Cheatsheet: The four-paradigm landscape and where modern systems sit
The four paradigms in one table
Section titled “The four paradigms in one table”| Paradigm | Training objective | Sampling | Primary trade-off |
|---|---|---|---|
| Autoregressive | Next-token cross-entropy (chain-rule NLL) | Sequential: one forward pass per piece | Sequential sampling, exact likelihood |
| Latent-variable (VAE-style) | ELBO (reconstruction + KL) | Parallel: one prior draw + decoder forward pass | Bounded likelihood, parallel sampling, structured latent space |
| Adversarial (GAN / WGAN) | Minimax game (Jensen-Shannon or Wasserstein) | Parallel: one generator forward pass | No likelihood, sharp samples, training stability tricks |
| Score-based / diffusion | Noise-prediction MSE (denoising score matching) | Multi-step: tens of steps for production samplers | Multi-step sampling, indirect (but tractable via probability flow ODE) likelihood, broad mode coverage |
Where widely-discussed modern systems sit
Section titled “Where widely-discussed modern systems sit”| System | Paradigm | Notes |
|---|---|---|
| Modern autoregressive language model | Autoregressive | Causal-attention transformer + next-token cross-entropy; KV cache for inference |
| Stable Diffusion / latent diffusion | Latent-variable + Score-based hybrid | VAE encoder for compression to latent space + diffusion model in latent space + DDIM sampler + classifier-free guidance |
| GLIDE | Score-based | Pixel-space diffusion with classifier-free guidance, no VAE compression |
| StyleGAN-family face generators | Adversarial | Stable-training GAN variant (non-saturating logistic loss + R1 regularization, not WGAN-GP); sharp samples; latent-space controllability |
| Text-to-video diffusion | Score-based extended to video | Same noise-prediction MSE; spatio-temporal U-Net or transformer |
| Multimodal language + image | Autoregressive + Score-based hybrid | Language model conditions diffusion image generator |
| Normalizing-flow density estimator (scientific applications) | Flow (within likelihood-based family) | Exact likelihood via change-of-variables, one-pass sampling |
The paradigm-fluency procedure
Section titled “The paradigm-fluency procedure”To read any new generative-AI system release:
- Identify the training objective. Next-token cross-entropy → autoregressive. ELBO → VAE-family. Adversarial minimax → GAN. Noise-prediction MSE → diffusion. Combination → hybrid (name the components).

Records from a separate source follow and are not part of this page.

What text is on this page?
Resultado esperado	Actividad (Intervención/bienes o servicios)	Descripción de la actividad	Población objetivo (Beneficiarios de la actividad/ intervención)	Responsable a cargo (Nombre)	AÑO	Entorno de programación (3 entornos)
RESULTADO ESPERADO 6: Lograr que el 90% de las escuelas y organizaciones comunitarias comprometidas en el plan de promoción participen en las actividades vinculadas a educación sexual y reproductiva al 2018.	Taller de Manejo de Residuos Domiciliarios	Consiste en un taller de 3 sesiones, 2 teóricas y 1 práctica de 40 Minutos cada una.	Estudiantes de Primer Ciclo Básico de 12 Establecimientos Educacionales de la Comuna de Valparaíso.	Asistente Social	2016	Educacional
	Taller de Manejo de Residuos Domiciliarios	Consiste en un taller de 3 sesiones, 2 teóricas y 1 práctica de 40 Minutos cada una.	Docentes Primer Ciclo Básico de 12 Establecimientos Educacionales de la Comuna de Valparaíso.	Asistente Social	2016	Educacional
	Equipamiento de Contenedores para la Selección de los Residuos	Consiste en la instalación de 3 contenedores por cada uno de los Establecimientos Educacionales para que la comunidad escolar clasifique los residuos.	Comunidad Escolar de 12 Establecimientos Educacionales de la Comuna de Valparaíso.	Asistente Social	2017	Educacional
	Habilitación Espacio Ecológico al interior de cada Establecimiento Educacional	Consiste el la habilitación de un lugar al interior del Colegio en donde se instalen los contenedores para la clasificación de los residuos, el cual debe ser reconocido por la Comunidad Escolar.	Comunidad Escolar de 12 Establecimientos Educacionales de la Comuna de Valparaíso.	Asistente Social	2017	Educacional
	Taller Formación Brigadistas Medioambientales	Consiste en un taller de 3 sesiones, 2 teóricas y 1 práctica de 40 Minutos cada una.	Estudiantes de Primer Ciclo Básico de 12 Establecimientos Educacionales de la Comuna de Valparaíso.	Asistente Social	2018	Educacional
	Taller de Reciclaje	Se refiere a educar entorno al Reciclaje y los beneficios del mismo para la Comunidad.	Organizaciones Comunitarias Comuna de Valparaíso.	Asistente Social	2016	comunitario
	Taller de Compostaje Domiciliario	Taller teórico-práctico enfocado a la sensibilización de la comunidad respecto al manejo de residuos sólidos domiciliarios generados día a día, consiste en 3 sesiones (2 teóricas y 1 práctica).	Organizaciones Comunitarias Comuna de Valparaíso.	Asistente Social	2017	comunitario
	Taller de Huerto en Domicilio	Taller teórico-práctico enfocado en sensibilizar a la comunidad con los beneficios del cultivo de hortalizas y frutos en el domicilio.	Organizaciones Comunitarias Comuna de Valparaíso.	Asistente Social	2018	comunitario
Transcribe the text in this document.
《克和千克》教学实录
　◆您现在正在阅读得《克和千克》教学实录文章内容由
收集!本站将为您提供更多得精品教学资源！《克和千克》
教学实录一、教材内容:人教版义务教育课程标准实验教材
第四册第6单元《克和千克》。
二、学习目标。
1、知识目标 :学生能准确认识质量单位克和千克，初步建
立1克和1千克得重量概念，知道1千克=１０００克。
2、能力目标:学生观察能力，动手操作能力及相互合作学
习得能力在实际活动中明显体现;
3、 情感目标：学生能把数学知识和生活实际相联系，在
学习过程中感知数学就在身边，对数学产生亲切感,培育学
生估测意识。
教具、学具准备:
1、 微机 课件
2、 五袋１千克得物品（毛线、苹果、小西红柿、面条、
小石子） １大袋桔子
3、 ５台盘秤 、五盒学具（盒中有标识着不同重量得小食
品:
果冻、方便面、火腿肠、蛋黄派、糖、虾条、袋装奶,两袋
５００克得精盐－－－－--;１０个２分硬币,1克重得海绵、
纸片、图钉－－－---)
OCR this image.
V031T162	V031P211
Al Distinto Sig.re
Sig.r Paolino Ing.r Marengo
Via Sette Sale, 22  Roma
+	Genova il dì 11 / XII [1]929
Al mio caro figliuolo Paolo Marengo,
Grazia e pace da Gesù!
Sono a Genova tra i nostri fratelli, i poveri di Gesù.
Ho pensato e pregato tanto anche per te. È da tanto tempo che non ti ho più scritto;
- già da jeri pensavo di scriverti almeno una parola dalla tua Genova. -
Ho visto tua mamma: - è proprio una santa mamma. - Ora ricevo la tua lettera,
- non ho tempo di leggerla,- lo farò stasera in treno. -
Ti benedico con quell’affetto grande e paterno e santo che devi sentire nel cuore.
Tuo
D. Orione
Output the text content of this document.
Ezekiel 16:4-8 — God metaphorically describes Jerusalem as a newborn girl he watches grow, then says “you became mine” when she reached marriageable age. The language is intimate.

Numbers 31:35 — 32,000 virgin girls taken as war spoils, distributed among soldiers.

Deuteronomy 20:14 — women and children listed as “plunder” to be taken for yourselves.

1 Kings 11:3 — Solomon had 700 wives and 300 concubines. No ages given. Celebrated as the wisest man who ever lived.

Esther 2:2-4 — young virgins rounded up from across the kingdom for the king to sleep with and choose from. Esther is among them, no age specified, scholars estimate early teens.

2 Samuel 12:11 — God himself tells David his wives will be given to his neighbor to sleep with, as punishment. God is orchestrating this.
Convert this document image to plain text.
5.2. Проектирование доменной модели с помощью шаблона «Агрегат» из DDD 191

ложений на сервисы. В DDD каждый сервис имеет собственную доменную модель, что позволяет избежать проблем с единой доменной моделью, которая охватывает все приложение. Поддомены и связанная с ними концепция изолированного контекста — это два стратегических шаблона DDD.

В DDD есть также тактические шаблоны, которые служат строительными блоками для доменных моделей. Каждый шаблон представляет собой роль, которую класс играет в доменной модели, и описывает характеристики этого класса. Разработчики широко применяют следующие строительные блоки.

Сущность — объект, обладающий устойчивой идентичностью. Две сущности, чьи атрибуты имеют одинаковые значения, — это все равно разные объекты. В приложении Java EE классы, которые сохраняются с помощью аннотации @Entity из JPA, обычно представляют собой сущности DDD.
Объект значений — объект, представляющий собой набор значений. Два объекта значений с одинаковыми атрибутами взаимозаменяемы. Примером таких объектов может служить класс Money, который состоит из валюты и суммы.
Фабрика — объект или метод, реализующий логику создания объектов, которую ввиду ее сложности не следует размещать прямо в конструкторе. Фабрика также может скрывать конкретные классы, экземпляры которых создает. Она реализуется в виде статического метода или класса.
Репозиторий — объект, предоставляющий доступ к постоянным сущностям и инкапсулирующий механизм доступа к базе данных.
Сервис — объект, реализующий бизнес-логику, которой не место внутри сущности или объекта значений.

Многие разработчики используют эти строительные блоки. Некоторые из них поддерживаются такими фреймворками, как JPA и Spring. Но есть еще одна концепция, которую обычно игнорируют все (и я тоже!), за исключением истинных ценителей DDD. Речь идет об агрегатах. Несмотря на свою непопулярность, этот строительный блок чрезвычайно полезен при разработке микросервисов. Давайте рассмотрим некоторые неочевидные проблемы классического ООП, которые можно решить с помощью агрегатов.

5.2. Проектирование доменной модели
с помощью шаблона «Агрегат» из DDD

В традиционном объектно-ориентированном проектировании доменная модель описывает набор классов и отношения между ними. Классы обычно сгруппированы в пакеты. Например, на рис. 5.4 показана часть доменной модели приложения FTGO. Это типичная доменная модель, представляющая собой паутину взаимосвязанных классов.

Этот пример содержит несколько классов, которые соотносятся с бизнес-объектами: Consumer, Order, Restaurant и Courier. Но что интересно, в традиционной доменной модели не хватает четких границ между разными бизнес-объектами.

- Identify the sampling procedure. One pass per output piece → autoregressive. One pass total → flow, VAE, or GAN. Multi-step with noise schedule → diffusion. Two-stage with inner sampling → latent-diffusion-style hybrid.
- Predict the trade-offs. Sequential sampling means latency scales with output length. Adversarial means no likelihood. Diffusion means a multi-step cost. Hybrids inherit the trade-offs of their components.
- Place on the map. Pick the paradigm or named combination. If the system claims an unusual property (a diffusion model that samples in one step; an autoregressive model with parallel sampling), the system is doing something non-standard; the paper will describe what.
What every paradigm shares
Section titled “What every paradigm shares”- A trained network mapping the data domain to a function the paradigm needs approximated (next-piece distribution, base-distribution map, encoder + decoder pair, generator + discriminator, score function).
- An information-theoretic objective tied to the data distribution (forward KL for likelihood-based, Jensen-Shannon or Wasserstein for GANs, score matching / Fisher divergence for score-based).
- A sampling procedure with paradigm-specific cost (sequential, one-pass, multi-step).
- Trade-offs that cannot be jointly optimized (exact likelihood vs parallel sampling; sharp samples vs likelihood evaluation; mode coverage vs sample sharpness).
Reading-rules summary
Section titled “Reading-rules summary”- “Trained on next-token prediction” → autoregressive.
- “Trained with the ELBO” or “variational autoencoder” → VAE-family.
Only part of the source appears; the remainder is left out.